Because the job losses are permanent, rather than cyclical, most employers are not calling laid-off workers back to their old jobs, the New York Fed said in its study. These workers are compelled to find new jobs in new industries or to learn new skills.
Permanent losses in this recession have come mostly in the communications, electronic equipment, and securities and commodities brokerage industries, which continue to shed jobs, the bank said.
In spite of weak or nonexistent employment growth, the national and regional economies are expanding at a healthy pace, and the manufacturing industries, which have borne the brunt of this recession, appear on the cusp of a sustained recovery.
The nation's gross domestic product grew by a 3.3 percent annualized rate in the second quarter of this year, and is expected to grow 4 percent in the second half.
Until recently, consumer spending was the only reliable engine of economic growth. However, business spending, the laggard in this recovery, is finally catching up.

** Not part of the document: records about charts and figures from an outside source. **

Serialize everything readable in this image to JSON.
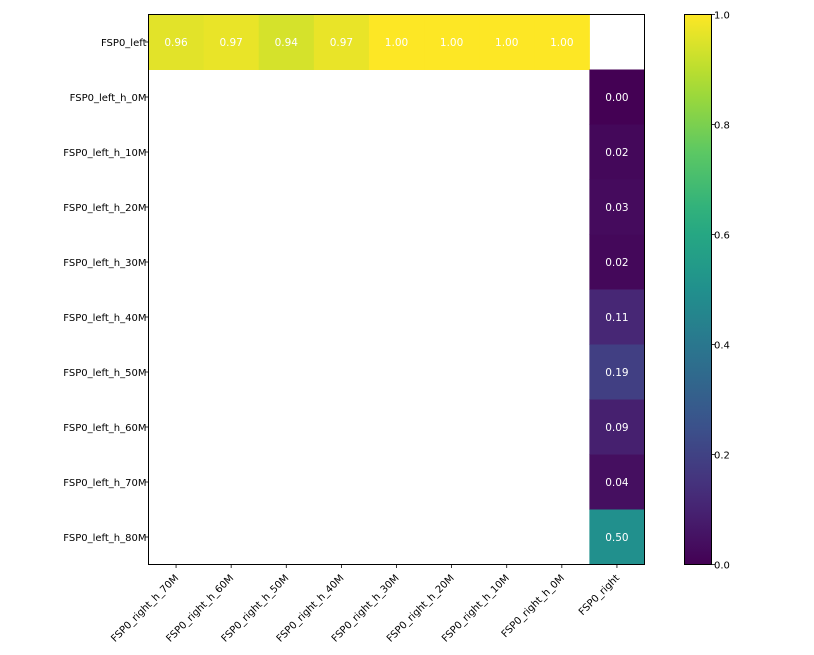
{
  "chart_data": {
    "type": "heatmap",
    "title": "",
    "xlabel": "",
    "ylabel": "",
    "x_categories": [
      "FSP0_right_h_70M",
      "FSP0_right_h_60M",
      "FSP0_right_h_50M",
      "FSP0_right_h_40M",
      "FSP0_right_h_30M",
      "FSP0_right_h_20M",
      "FSP0_right_h_10M",
      "FSP0_right_h_0M",
      "FSP0_right"
    ],
    "y_categories": [
      "FSP0_left",
      "FSP0_left_h_0M",
      "FSP0_left_h_10M",
      "FSP0_left_h_20M",
      "FSP0_left_h_30M",
      "FSP0_left_h_40M",
      "FSP0_left_h_50M",
      "FSP0_left_h_60M",
      "FSP0_left_h_70M",
      "FSP0_left_h_80M"
    ],
    "values": [
      [
        0.96,
        0.97,
        0.94,
        0.97,
        1.0,
        1.0,
        1.0,
        1.0,
        null
      ],
      [
        null,
        null,
        null,
        null,
        null,
        null,
        null,
        null,
        0.0
      ],
      [
        null,
        null,
        null,
        null,
        null,
        null,
        null,
        null,
        0.02
      ],
      [
        null,
        null,
        null,
        null,
        null,
        null,
        null,
        null,
        0.03
      ],
      [
        null,
        null,
        null,
        null,
        null,
        null,
        null,
        null,
        0.02
      ],
      [
        null,
        null,
        null,
        null,
        null,
        null,
        null,
        null,
        0.11
      ],
      [
        null,
        null,
        null,
        null,
        null,
        null,
        null,
        null,
        0.19
      ],
      [
        null,
        null,
        null,
        null,
        null,
        null,
        null,
        null,
        0.09
      ],
      [
        null,
        null,
        null,
        null,
        null,
        null,
        null,
        null,
        0.04
      ],
      [
        null,
        null,
        null,
        null,
        null,
        null,
        null,
        null,
        0.5
      ]
    ],
    "colormap": "viridis",
    "value_format_decimals": 2,
    "colorbar": {
      "range": [
        0.0,
        1.0
      ],
      "ticks": [
        0.0,
        0.2,
        0.4,
        0.6,
        0.8,
        1.0
      ],
      "tick_labels": [
        "0.0",
        "0.2",
        "0.4",
        "0.6",
        "0.8",
        "1.0"
      ]
    },
    "grid": false
  }
}
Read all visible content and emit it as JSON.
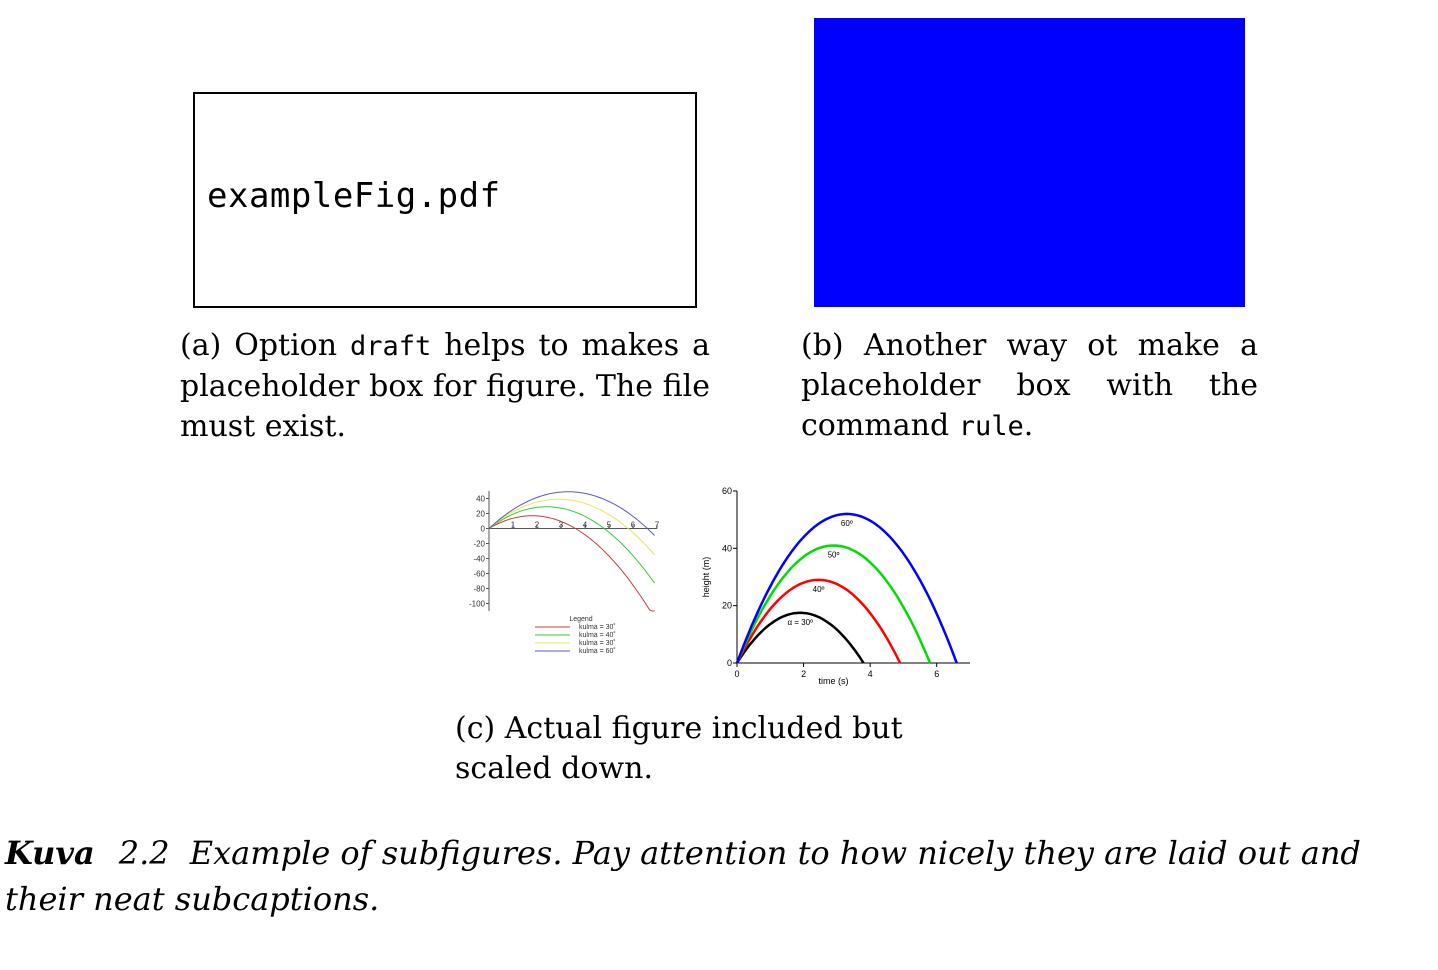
{
  "subfig_a": {
    "filename": "exampleFig.pdf",
    "caption_pre": "(a) Option ",
    "caption_code": "draft",
    "caption_post": " helps to makes a placeholder box for figure. The file must exist."
  },
  "subfig_b": {
    "fill_color": "#0000ff",
    "caption_pre": "(b) Another way ot make a placeholder box with the command ",
    "caption_code": "rule",
    "caption_post": "."
  },
  "subfig_c": {
    "caption": "(c) Actual figure included but scaled down."
  },
  "figure_caption": {
    "label": "Kuva",
    "number": "2.2",
    "text": "Example of subfigures. Pay attention to how nicely they are laid out and their neat subcaptions."
  },
  "chart_data": [
    {
      "type": "line",
      "title": "",
      "xlabel": "",
      "ylabel": "",
      "xlim": [
        0,
        7
      ],
      "ylim": [
        -110,
        50
      ],
      "x_ticks": [
        "1",
        "2",
        "3",
        "4",
        "5",
        "6",
        "7"
      ],
      "y_ticks": [
        "40",
        "20",
        "0",
        "-20",
        "-40",
        "-60",
        "-80",
        "-100"
      ],
      "legend_title": "Legend",
      "series": [
        {
          "name": "kulma = 30˚",
          "color": "#c04040",
          "peak_t": 1.8,
          "peak_h": 17,
          "t_end": 6.9
        },
        {
          "name": "kulma = 40˚",
          "color": "#33cc33",
          "peak_t": 2.4,
          "peak_h": 29,
          "t_end": 6.9
        },
        {
          "name": "kulma = 30˚",
          "color": "#e8e85a",
          "peak_t": 2.9,
          "peak_h": 39,
          "t_end": 6.9
        },
        {
          "name": "kulma = 60˚",
          "color": "#5a5ab8",
          "peak_t": 3.3,
          "peak_h": 49,
          "t_end": 6.9
        }
      ]
    },
    {
      "type": "line",
      "title": "",
      "xlabel": "time (s)",
      "ylabel": "height (m)",
      "xlim": [
        0,
        7
      ],
      "ylim": [
        0,
        60
      ],
      "x_ticks": [
        "0",
        "2",
        "4",
        "6"
      ],
      "y_ticks": [
        "0",
        "20",
        "40",
        "60"
      ],
      "series": [
        {
          "label": "α = 30º",
          "color": "#000000",
          "peak_t": 1.9,
          "peak_h": 17.5
        },
        {
          "label": "40º",
          "color": "#ff0000",
          "peak_t": 2.45,
          "peak_h": 29
        },
        {
          "label": "50º",
          "color": "#00dd00",
          "peak_t": 2.9,
          "peak_h": 41
        },
        {
          "label": "60º",
          "color": "#0000ff",
          "peak_t": 3.3,
          "peak_h": 52
        }
      ]
    }
  ]
}
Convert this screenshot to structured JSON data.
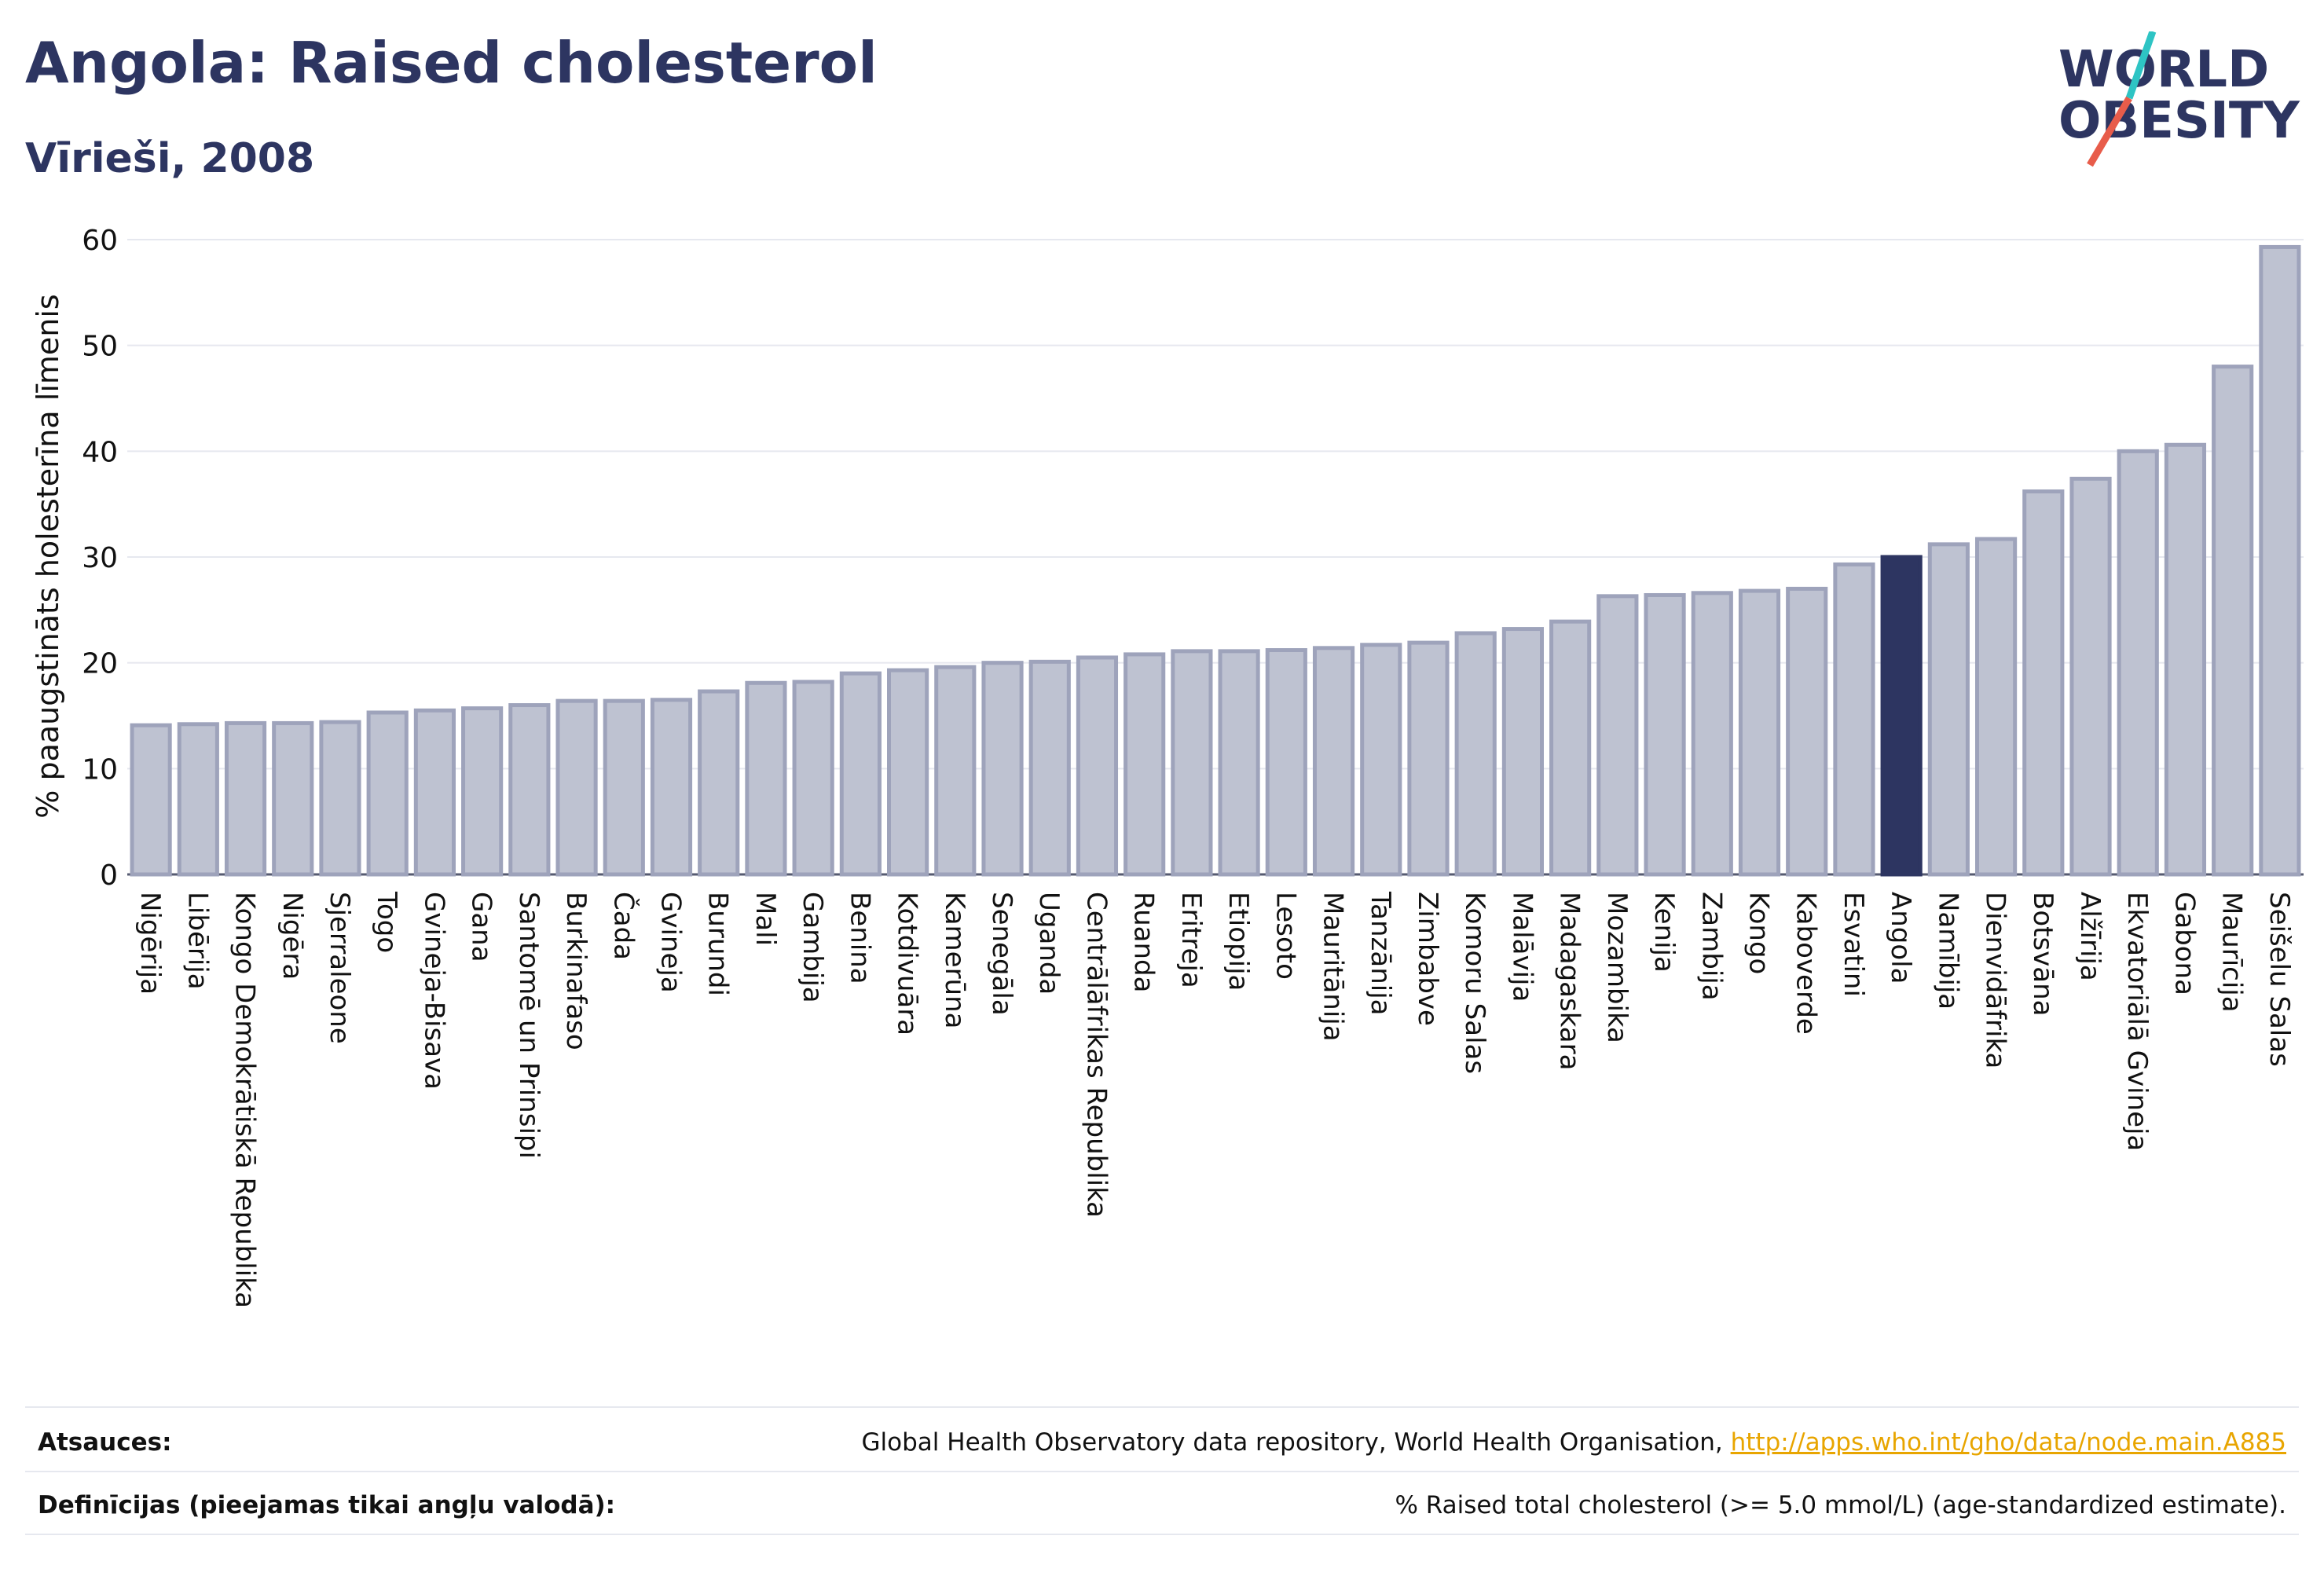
{
  "header": {
    "title": "Angola: Raised cholesterol",
    "subtitle": "Vīrieši, 2008"
  },
  "logo": {
    "line1": "WORLD",
    "line2": "OBESITY",
    "slash_colors": [
      "#2ec4c4",
      "#e85c4a"
    ]
  },
  "colors": {
    "bar": "#bec2d1",
    "bar_stroke": "#9ea3bb",
    "highlight": "#2d3561",
    "text": "#2d3561",
    "grid": "#e6e8ef"
  },
  "chart_data": {
    "type": "bar",
    "ylabel": "% paaugstināts holesterīna līmenis",
    "ylim": [
      0,
      60
    ],
    "yticks": [
      0,
      10,
      20,
      30,
      40,
      50,
      60
    ],
    "highlight": "Angola",
    "categories": [
      "Nigērija",
      "Libērija",
      "Kongo Demokrātiskā Republika",
      "Nigēra",
      "Sjerraleone",
      "Togo",
      "Gvineja-Bisava",
      "Gana",
      "Santomē un Prinsipi",
      "Burkinafaso",
      "Čada",
      "Gvineja",
      "Burundi",
      "Mali",
      "Gambija",
      "Benina",
      "Kotdivuāra",
      "Kamerūna",
      "Senegāla",
      "Uganda",
      "Centrālāfrikas Republika",
      "Ruanda",
      "Eritreja",
      "Etiopija",
      "Lesoto",
      "Mauritānija",
      "Tanzānija",
      "Zimbabve",
      "Komoru Salas",
      "Malāvija",
      "Madagaskara",
      "Mozambika",
      "Kenija",
      "Zambija",
      "Kongo",
      "Kaboverde",
      "Esvatini",
      "Angola",
      "Namībija",
      "Dienvidāfrika",
      "Botsvāna",
      "Alžīrija",
      "Ekvatoriālā Gvineja",
      "Gabona",
      "Maurīcija",
      "Seišelu Salas"
    ],
    "values": [
      14.1,
      14.2,
      14.3,
      14.3,
      14.4,
      15.3,
      15.5,
      15.7,
      16.0,
      16.4,
      16.4,
      16.5,
      17.3,
      18.1,
      18.2,
      19.0,
      19.3,
      19.6,
      20.0,
      20.1,
      20.5,
      20.8,
      21.1,
      21.1,
      21.2,
      21.4,
      21.7,
      21.9,
      22.8,
      23.2,
      23.9,
      26.3,
      26.4,
      26.6,
      26.8,
      27.0,
      29.3,
      30.0,
      31.2,
      31.7,
      36.2,
      37.4,
      40.0,
      40.6,
      48.0,
      59.3
    ]
  },
  "footer": {
    "sources_label": "Atsauces:",
    "sources_text": "Global Health Observatory data repository, World Health Organisation, ",
    "sources_link": "http://apps.who.int/gho/data/node.main.A885",
    "definitions_label": "Definīcijas (pieejamas tikai angļu valodā):",
    "definitions_text": "% Raised total cholesterol (>= 5.0 mmol/L) (age-standardized estimate)."
  }
}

Corporate spending on computer technology and other business equipment has risen steadily since the start of the year. Purchases of equipment and software, for example, jumped by 8.3 percent in the second quarter, the biggest advance in three years. The trend continued in July and August as production of business equipment soared.
The surge in business spending has sown the seeds of a manufacturing recovery. It is giving the economy the lift it needs to start creating new jobs in 2004, economists say. For now, manufacturers are meeting higher demand by working down their inventories and becoming more productive.
The manufacturing recovery has shown up not only in national data, but also in closely watched manufacturing activity in the Philadelphia and New York regions, which encompasses most of New Jersey.
Manufacturing activity in the Philadelphia region, which includes South Jersey, expanded at its fastest pace in five years in August, driven by rising orders and shipments, the Philadelphia Federal Reserve Bank reported.
The bank also reported that its index of current economic activity for New Jersey increased again in July, having moved up steadily over the last 12 months. Finally, the bank's leading economic index for New Jersey was positive in July, evidence that the recovery is gaining momentum.
Manufacturing activity has also shown steady improvement in the New York region, which includes the northern New Jersey counties. The Federal Reserve Bank of New York said manufacturing expanded in the region improved for a fifth straight month in August, as shipments and new orders continued to rise.
A number of significant factors have come together that favor a rapid economic expansion and modest job growth over the next year and a half. They include:
- A surge in corporate profitability and cash flow over the last nine months, giving companies the wherewithal to spend.
- Record low interest rates. (Federal Reserve policy makers recently voted to keep the benchmark US interest rate at 1 percent, the lowest since 1958.)
- Sharply higher stock prices, giving companies access to cheaper equity.
- Record federal stimulus in the form of federal tax cuts and higher defense spending.
- Extra cash in the hands of consumers from the tax cuts and a recent wave of cash-out mortgage refinancings.
- Falling product inventories and an easing of the capacity glut that has plagued companies since the start of the recession.